Irgendwie stehe ich, aber ich erinnere mich nicht daran, mich aufgerichtet zu haben. Papiere, an die ich mich ebenfalls nicht erinnere, rutschen mir aus der Hand. Panik steigt in mir auf und sagt mir, dass ich schreien und wegrennen sollte. So drängend und klar ist dieses Kämpfen-oder-Fliehen-Gefühl, dass ich einen Schritt vorwärts mache, aber ein weiterer Knacklaut lässt mich erstarren. Mein Blick huscht zur Tür, und ich versuche, die Dunkelheit mit den Augen zu durchdringen. Doch da ist nichts als dieses tiefe, schwarze Loch, das mich zu verschlingen droht. Wieder dieses Knacken. Was ist das für ein Geräusch? Noch ein Laut – das Schlurfen eines Fußes, denke ich – dringt von der Tür an mein Ohr. Adrenalin rast durch meine Adern, und ich denke nicht bewusst, ich handle nur.

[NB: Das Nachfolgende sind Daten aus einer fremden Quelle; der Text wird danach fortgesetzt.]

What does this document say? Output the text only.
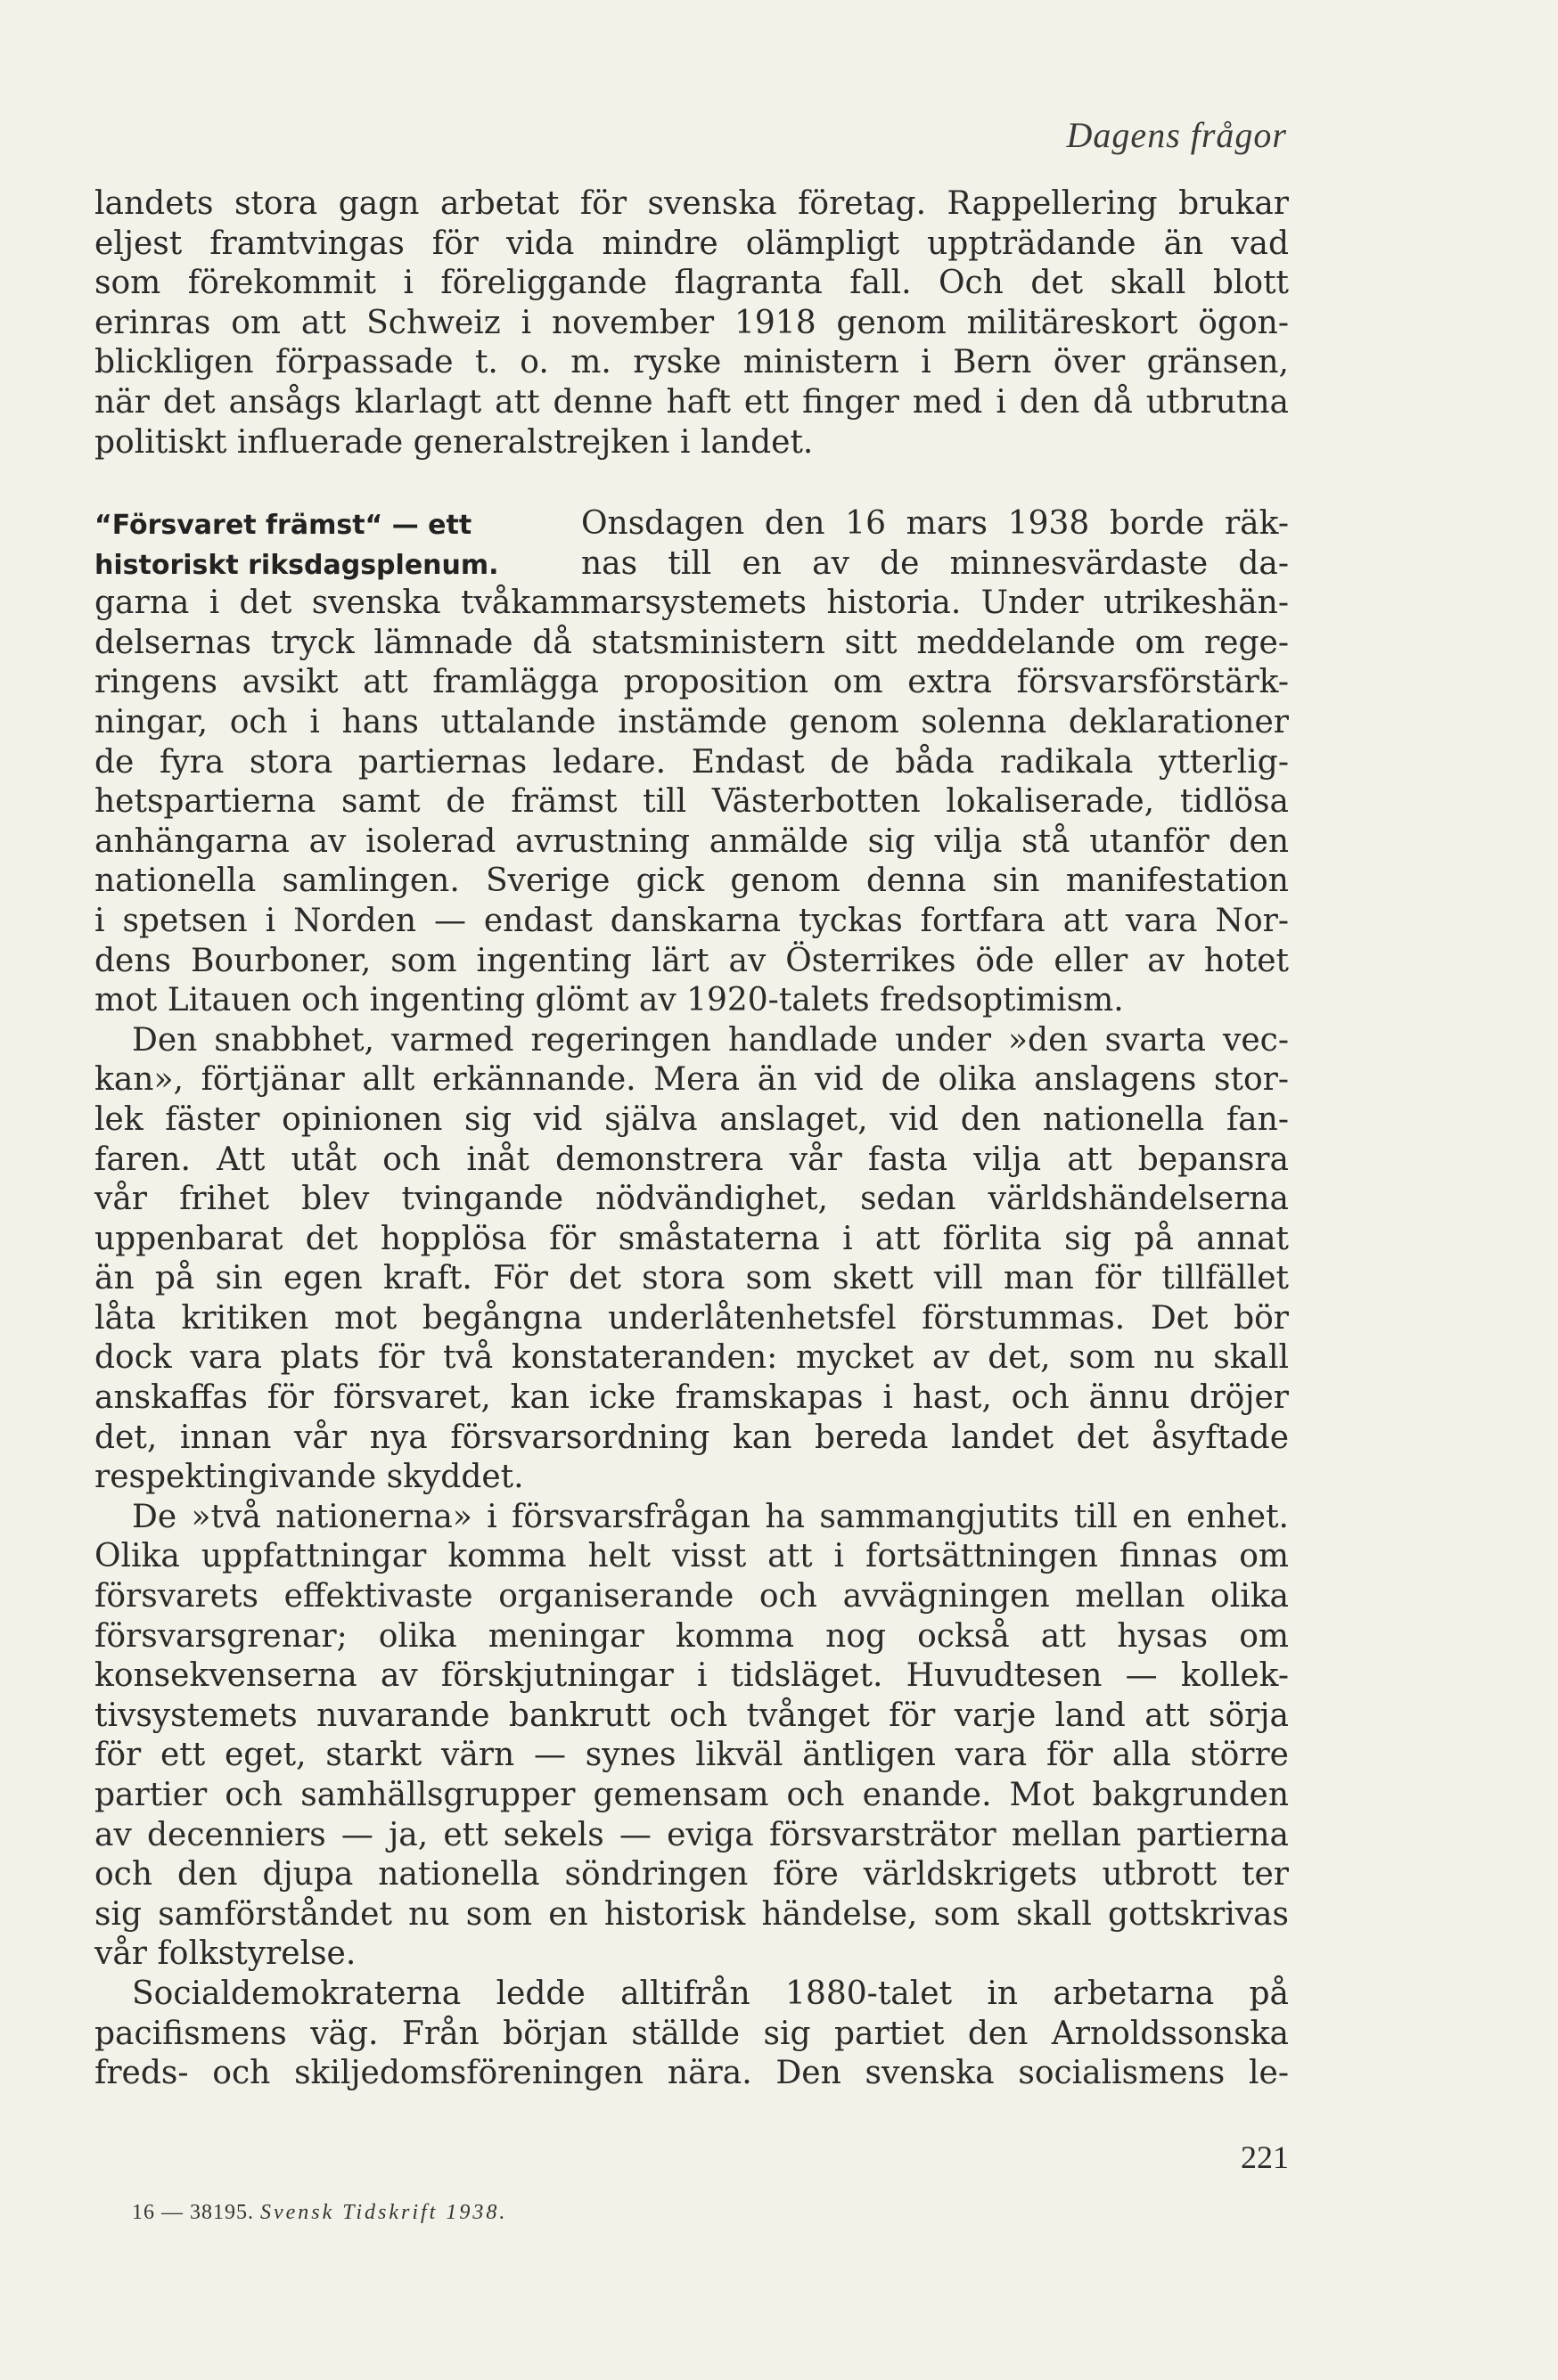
Dagens frågor
landets stora gagn arbetat för svenska företag. Rappellering brukar
eljest framtvingas för vida mindre olämpligt uppträdande än vad
som förekommit i föreliggande flagranta fall. Och det skall blott
erinras om att Schweiz i november 1918 genom militäreskort ögon-
blickligen förpassade t. o. m. ryske ministern i Bern över gränsen,
när det ansågs klarlagt att denne haft ett finger med i den då utbrutna
politiskt influerade generalstrejken i landet.
“Försvaret främst“ — ett
historiskt riksdagsplenum.
Onsdagen den 16 mars 1938 borde räk-
nas till en av de minnesvärdaste da-
garna i det svenska tvåkammarsystemets historia. Under utrikeshän-
delsernas tryck lämnade då statsministern sitt meddelande om rege-
ringens avsikt att framlägga proposition om extra försvarsförstärk-
ningar, och i hans uttalande instämde genom solenna deklarationer
de fyra stora partiernas ledare. Endast de båda radikala ytterlig-
hetspartierna samt de främst till Västerbotten lokaliserade, tidlösa
anhängarna av isolerad avrustning anmälde sig vilja stå utanför den
nationella samlingen. Sverige gick genom denna sin manifestation
i spetsen i Norden — endast danskarna tyckas fortfara att vara Nor-
dens Bourboner, som ingenting lärt av Österrikes öde eller av hotet
mot Litauen och ingenting glömt av 1920-talets fredsoptimism.
Den snabbhet, varmed regeringen handlade under »den svarta vec-
kan», förtjänar allt erkännande. Mera än vid de olika anslagens stor-
lek fäster opinionen sig vid själva anslaget, vid den nationella fan-
faren. Att utåt och inåt demonstrera vår fasta vilja att bepansra
vår frihet blev tvingande nödvändighet, sedan världshändelserna
uppenbarat det hopplösa för småstaterna i att förlita sig på annat
än på sin egen kraft. För det stora som skett vill man för tillfället
låta kritiken mot begångna underlåtenhetsfel förstummas. Det bör
dock vara plats för två konstateranden: mycket av det, som nu skall
anskaffas för försvaret, kan icke framskapas i hast, och ännu dröjer
det, innan vår nya försvarsordning kan bereda landet det åsyftade
respektingivande skyddet.
De »två nationerna» i försvarsfrågan ha sammangjutits till en enhet.
Olika uppfattningar komma helt visst att i fortsättningen finnas om
försvarets effektivaste organiserande och avvägningen mellan olika
försvarsgrenar; olika meningar komma nog också att hysas om
konsekvenserna av förskjutningar i tidsläget. Huvudtesen — kollek-
tivsystemets nuvarande bankrutt och tvånget för varje land att sörja
för ett eget, starkt värn — synes likväl äntligen vara för alla större
partier och samhällsgrupper gemensam och enande. Mot bakgrunden
av decenniers — ja, ett sekels — eviga försvarsträtor mellan partierna
och den djupa nationella söndringen före världskrigets utbrott ter
sig samförståndet nu som en historisk händelse, som skall gottskrivas
vår folkstyrelse.
Socialdemokraterna ledde alltifrån 1880-talet in arbetarna på
pacifismens väg. Från början ställde sig partiet den Arnoldssonska
freds- och skiljedomsföreningen nära. Den svenska socialismens le-
221
16 — 38195. Svensk Tidskrift 1938.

Ich hechte durch den Raum, in eine Richtung, von der ich annehme, dass sie frei von Hindernissen ist. Tür, Tür, Tür! Ich muss zur Tür. Wo ist die verdammte Tür?
Meine Finger greifen ins Leere und dann noch mal, bis sie endlich auf kalten Stahl treffen und Erleichterung mich durchflutet, während ich die Tür zuknalle. Ich stemme die Hände gegen das Metall. Was jetzt? Was jetzt? Verschließ die Tür!

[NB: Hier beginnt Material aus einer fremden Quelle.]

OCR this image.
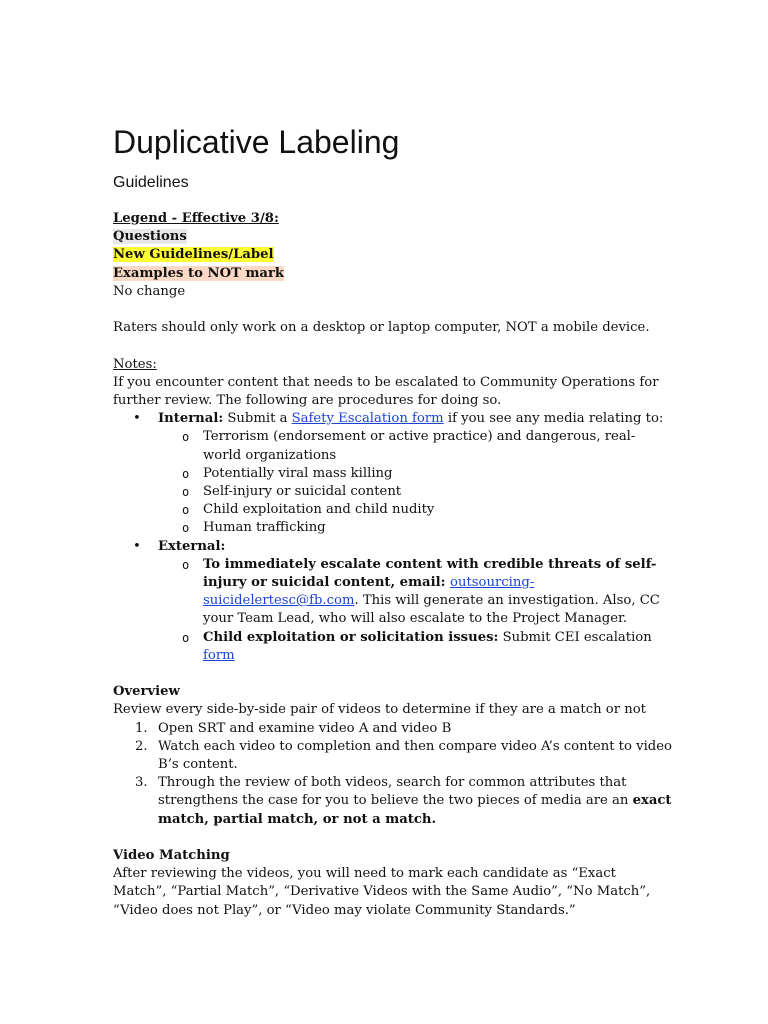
Duplicative Labeling
Guidelines
Legend - Effective 3/8:
Questions
New Guidelines/Label
Examples to NOT mark
No change
Raters should only work on a desktop or laptop computer, NOT a mobile device.
Notes:
If you encounter content that needs to be escalated to Community Operations for further review. The following are procedures for doing so.
• Internal: Submit a Safety Escalation form if you see any media relating to:
o Terrorism (endorsement or active practice) and dangerous, real-world organizations
o Potentially viral mass killing
o Self-injury or suicidal content
o Child exploitation and child nudity
o Human trafficking
• External:
o To immediately escalate content with credible threats of self-injury or suicidal content, email: outsourcing-suicidelertesc@fb.com. This will generate an investigation. Also, CC your Team Lead, who will also escalate to the Project Manager.
o Child exploitation or solicitation issues: Submit CEI escalation form
Overview
Review every side-by-side pair of videos to determine if they are a match or not
1. Open SRT and examine video A and video B
2. Watch each video to completion and then compare video A’s content to video B’s content.
3. Through the review of both videos, search for common attributes that strengthens the case for you to believe the two pieces of media are an exact match, partial match, or not a match.
Video Matching
After reviewing the videos, you will need to mark each candidate as “Exact Match”, “Partial Match”, “Derivative Videos with the Same Audio”, “No Match”, “Video does not Play”, or “Video may violate Community Standards.”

Aber ich kann nicht. Die Realität trifft mich mit Macht. Das Schloss ist außen, und – oh Gott – wer immer draußen ist, könnte mich einschließen. Oder … wenn nun die Person, die ich auf dem Gang gespürt habe, schon hereingekommen ist?
Bei dem Gedanken wirbele ich herum und presse mich gegen die Tür. Mir fällt ein, dass ich mein Handy in der Jackentasche habe; ich versuche es zu ertasten. Ich kann nichts sehen. Ich kann nicht einmal klar denken. Wie ist es möglich, dass ich bisher nicht an mein Handy gedacht habe? Als ich es endlich habe, rutscht es mir aus der Hand und landet auf dem Boden. Hektisch lasse ich mich auf alle viere hinab, um danach zu tasten, und bin erleichtert, als sich meine Finger um das Plastikgehäuse schließen. Doch ich bin viel zu fahrig, um die Tastensperre aufzuheben.

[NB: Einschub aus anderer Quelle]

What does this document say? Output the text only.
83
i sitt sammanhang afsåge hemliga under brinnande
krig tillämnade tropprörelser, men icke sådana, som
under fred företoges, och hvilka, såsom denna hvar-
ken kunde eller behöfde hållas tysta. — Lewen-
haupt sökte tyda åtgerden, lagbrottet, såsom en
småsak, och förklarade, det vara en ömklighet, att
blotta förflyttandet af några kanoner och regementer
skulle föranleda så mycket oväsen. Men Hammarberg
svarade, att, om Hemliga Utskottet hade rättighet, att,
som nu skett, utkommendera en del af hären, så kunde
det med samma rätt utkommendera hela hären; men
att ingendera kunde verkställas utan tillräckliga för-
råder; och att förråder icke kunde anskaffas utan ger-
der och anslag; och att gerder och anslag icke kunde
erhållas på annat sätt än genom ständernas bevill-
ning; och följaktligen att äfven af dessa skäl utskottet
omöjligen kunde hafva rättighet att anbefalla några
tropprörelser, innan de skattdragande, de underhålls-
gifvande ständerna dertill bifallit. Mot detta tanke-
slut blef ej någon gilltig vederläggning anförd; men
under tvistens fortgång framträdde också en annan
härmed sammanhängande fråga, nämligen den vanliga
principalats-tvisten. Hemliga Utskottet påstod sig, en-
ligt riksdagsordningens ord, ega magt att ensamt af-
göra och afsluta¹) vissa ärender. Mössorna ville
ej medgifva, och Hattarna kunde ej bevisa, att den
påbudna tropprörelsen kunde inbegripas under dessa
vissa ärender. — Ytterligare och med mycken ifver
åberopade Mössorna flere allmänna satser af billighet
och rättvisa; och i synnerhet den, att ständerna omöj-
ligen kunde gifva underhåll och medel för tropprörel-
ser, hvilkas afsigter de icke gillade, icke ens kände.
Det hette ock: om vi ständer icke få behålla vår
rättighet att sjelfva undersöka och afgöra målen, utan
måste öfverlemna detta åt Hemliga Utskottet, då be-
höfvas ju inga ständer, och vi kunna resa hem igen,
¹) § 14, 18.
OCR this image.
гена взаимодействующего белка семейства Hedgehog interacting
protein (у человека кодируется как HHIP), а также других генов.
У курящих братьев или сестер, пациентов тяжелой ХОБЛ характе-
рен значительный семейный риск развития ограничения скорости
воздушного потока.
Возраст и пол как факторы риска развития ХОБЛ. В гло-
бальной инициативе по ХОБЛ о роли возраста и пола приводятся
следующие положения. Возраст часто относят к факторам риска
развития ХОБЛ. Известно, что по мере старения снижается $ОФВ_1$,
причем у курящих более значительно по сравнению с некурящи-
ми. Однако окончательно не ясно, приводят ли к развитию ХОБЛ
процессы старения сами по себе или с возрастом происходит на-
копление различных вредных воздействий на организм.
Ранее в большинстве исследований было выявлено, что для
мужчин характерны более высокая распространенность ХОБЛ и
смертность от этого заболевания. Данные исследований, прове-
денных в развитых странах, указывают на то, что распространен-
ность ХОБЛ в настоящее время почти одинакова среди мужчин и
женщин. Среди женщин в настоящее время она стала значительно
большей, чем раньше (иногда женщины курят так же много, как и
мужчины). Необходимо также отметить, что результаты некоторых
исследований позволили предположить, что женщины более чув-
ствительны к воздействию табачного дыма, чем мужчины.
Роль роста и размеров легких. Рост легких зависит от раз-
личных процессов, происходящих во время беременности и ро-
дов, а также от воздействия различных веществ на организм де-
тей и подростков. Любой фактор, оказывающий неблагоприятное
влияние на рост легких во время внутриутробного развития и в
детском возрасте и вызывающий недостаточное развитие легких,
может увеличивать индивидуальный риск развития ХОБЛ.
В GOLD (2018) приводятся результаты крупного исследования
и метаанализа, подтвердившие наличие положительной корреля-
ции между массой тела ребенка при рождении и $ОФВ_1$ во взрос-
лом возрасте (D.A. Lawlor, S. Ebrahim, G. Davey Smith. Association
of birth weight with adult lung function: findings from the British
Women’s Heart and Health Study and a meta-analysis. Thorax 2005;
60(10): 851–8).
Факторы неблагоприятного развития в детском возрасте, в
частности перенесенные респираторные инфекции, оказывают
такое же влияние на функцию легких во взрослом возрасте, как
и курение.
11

Ich springe auf, voller Angst, dass ich erstochen werde, während ich zu wählen versuche – und diesmal hindert nichts meine Flucht. Wegrennen mag eine weitere dumme Idee sein, aber in dieser Situation fühlt es sich auch verdammt dumm an, nicht wegzurennen. Ich reiße die Tür auf, noch mehr Dunkelheit begrüßt mich, aber es ist mir egal. Ich renne los und bete, dass ich nicht der Person in die Arme laufe, die mit mir in der Lagerhalle ist, oder über meine eigenen Füße in das schwarze Loch falle, das mich umgibt.
Ich will nur raus. Raus. Raus. Raus. Das ist alles, woran ich denken kann. Das ist es, was mich auf direktem Wege auf den Ausgang zutreibt. Ich bin ein Bündel aus Furcht und Adrenalin, und jede Vernunft, die ich noch Sekunden zuvor zusammenraffen konnte, ist ausgelöscht.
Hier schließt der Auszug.